Audrey Young is the New Zealand Herald’s political editor.

John Key unveils small business tax shake-up

Prime Minister John Key says changes planned for business tax will help small businesses. Photo / Getty Images
Prime Minister John Key says changes planned for business tax will help small businesses. Photo / Getty Images

Payments of provisional tax by small and medium businesses will be reformed under changes announced today by Prime Minister John Key.

A new pay-as-you-go option will be available to businesses with a turnover of less than $5 million.

"It means small business owners and managers can get on with managing their businesses rather than being tied up in tax compliance," Mr Key said.

"That's what we want and that's what businesses do want, so it's a win-win."

At present provisional a tax is paid in three instalments by estimating the likely tax bill for the whole year.

The new option drops the estimation and works out tax payment on an ongoing basis throughout the year.

Every two months, accounting software will calculate taxable income for that period.
Businesses will be prompted to make the right tax payment directly through their accounting system and generally at the same rate as GST, 15 per cent.

Use-of-money interest will not apply to taxpayers who choose the pay-as-you-go option and who pay their tax on time.

Mr Key said up to 110,000 small businesses could be eligible to use the new accounting income method and it would start from April 18 when IRD's new computer system was up and running.

In addition, taxpayers who continue to use the standard method for calculating provisional a tax - the "uplift" method - won't be subject to use-of-money interest if their tax liability for the year is under $60,000 and their tax is paid on time.

That includes companies as well as individuals and is expected to take 67,000 taxpayers out of the use-of-money interest regime.

For taxpayers with a tax liability over $60,000 who use the standard "uplift" method, use-of-money interest will apply only from the third and last instalment of provisional tax.

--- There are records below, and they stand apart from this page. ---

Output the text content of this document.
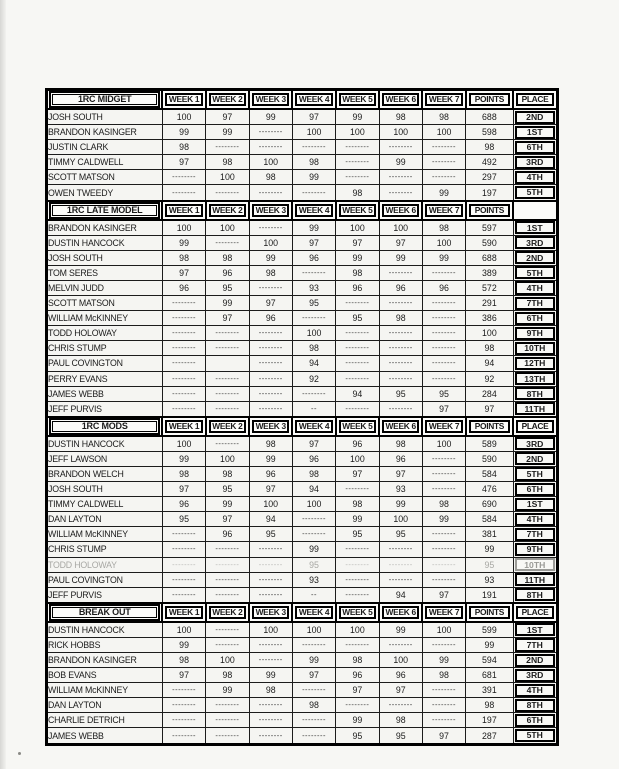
1RC MIDGET	WEEK 1	WEEK 2	WEEK 3	WEEK 4	WEEK 5	WEEK 6	WEEK 7	POINTS	PLACE

JOSH SOUTH	100	97	99	97	99	98	98	688	2ND

BRANDON KASINGER	99	99	--------	100	100	100	100	598	1ST

JUSTIN CLARK	98	--------	--------	--------	--------	--------	--------	98	6TH

TIMMY CALDWELL	97	98	100	98	--------	99	--------	492	3RD

SCOTT MATSON	--------	100	98	99	--------	--------	--------	297	4TH

OWEN TWEEDY	--------	--------	--------	--------	98	--------	99	197	5TH

1RC LATE MODEL	WEEK 1	WEEK 2	WEEK 3	WEEK 4	WEEK 5	WEEK 6	WEEK 7	POINTS	

BRANDON KASINGER	100	100	--------	99	100	100	98	597	1ST

DUSTIN HANCOCK	99	--------	100	97	97	97	100	590	3RD

JOSH SOUTH	98	98	99	96	99	99	99	688	2ND

TOM SERES	97	96	98	--------	98	--------	--------	389	5TH

MELVIN JUDD	96	95	--------	93	96	96	96	572	4TH

SCOTT MATSON	--------	99	97	95	--------	--------	--------	291	7TH

WILLIAM McKINNEY	--------	97	96	--------	95	98	--------	386	6TH

TODD HOLOWAY	--------	--------	--------	100	--------	--------	--------	100	9TH

CHRIS STUMP	--------	--------	--------	98	--------	--------	--------	98	10TH

PAUL COVINGTON	--------		--------	94	--------	--------	--------	94	12TH

PERRY EVANS	--------	--------	--------	92	--------	--------	--------	92	13TH

JAMES WEBB	--------	--------	--------	--------	94	95	95	284	8TH

JEFF PURVIS	--------	--------	--------	--	--------	--------	97	97	11TH

1RC MODS	WEEK 1	WEEK 2	WEEK 3	WEEK 4	WEEK 5	WEEK 6	WEEK 7	POINTS	PLACE

DUSTIN HANCOCK	100	--------	98	97	96	98	100	589	3RD

JEFF LAWSON	99	100	99	96	100	96	--------	590	2ND

BRANDON WELCH	98	98	96	98	97	97	--------	584	5TH

JOSH SOUTH	97	95	97	94	--------	93	--------	476	6TH

TIMMY CALDWELL	96	99	100	100	98	99	98	690	1ST

DAN LAYTON	95	97	94	--------	99	100	99	584	4TH

WILLIAM McKINNEY	--------	96	95	--------	95	95	--------	381	7TH

CHRIS STUMP	--------	--------	--------	99	--------	--------	--------	99	9TH

TODD HOLOWAY	--------	--------	--------	95	--------	--------	--------	95	10TH

PAUL COVINGTON	--------	--------	--------	93	--------	--------	--------	93	11TH

JEFF PURVIS	--------	--------	--------	--	--------	94	97	191	8TH

BREAK OUT	WEEK 1	WEEK 2	WEEK 3	WEEK 4	WEEK 5	WEEK 6	WEEK 7	POINTS	PLACE

DUSTIN HANCOCK	100	--------	100	100	100	99	100	599	1ST

RICK HOBBS	99	--------	--------	--------	--------	--------	--------	99	7TH

BRANDON KASINGER	98	100	--------	99	98	100	99	594	2ND

BOB EVANS	97	98	99	97	96	96	98	681	3RD

WILLIAM McKINNEY	--------	99	98	--------	97	97	--------	391	4TH

DAN LAYTON	--------	--------	--------	98	--------	--------	--------	98	8TH

CHARLIE DETRICH	--------	--------	--------	--------	99	98	--------	197	6TH

JAMES WEBB	--------	--------	--------	--------	95	95	97	287	5TH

In another part of the SME budget package, contractors will have more flexibility to choose a withholding tax rate that suits their individual circumstances.

About 130,000 contractors have withholding tax deducted but at varying rates: shearer so, for example at 15 per cent, freelance journalists at 25 per cent, and cleaning contractors at 20 per cent.

"You may have scratched your head at these differences. We are going to make the system more flexible."

From April 2017, it will be easier for contractors to select their own rate- at a minimum of 10 per cent.

Contractors who aren't subject to withholding tax will be able to opt in - with the payers agreement.

Mr Key also announced that from April 1, 2017 for new debts with IRD, the 1 per cent monthly penalty will be scrapped for income tax, gst, and some other payments.

That does not apply to the immediate penalty for late payments, and the four per cent penalty after a further week.

Use-of-money interest will remain on overdue tax.

"We need to be realistic," said Mr Key.

"Building up a very large debt to Inland Revenue is often an ineffective way top get individuals and businesses to resolve their tax situation."

The Government wanted to give taxpayers more opportunity to talk to Inland Revenue to work out a way to repay their tax debts before they became too big to resolve.

Inland Revenue was releasing an issues paper today that went through the package in more detail.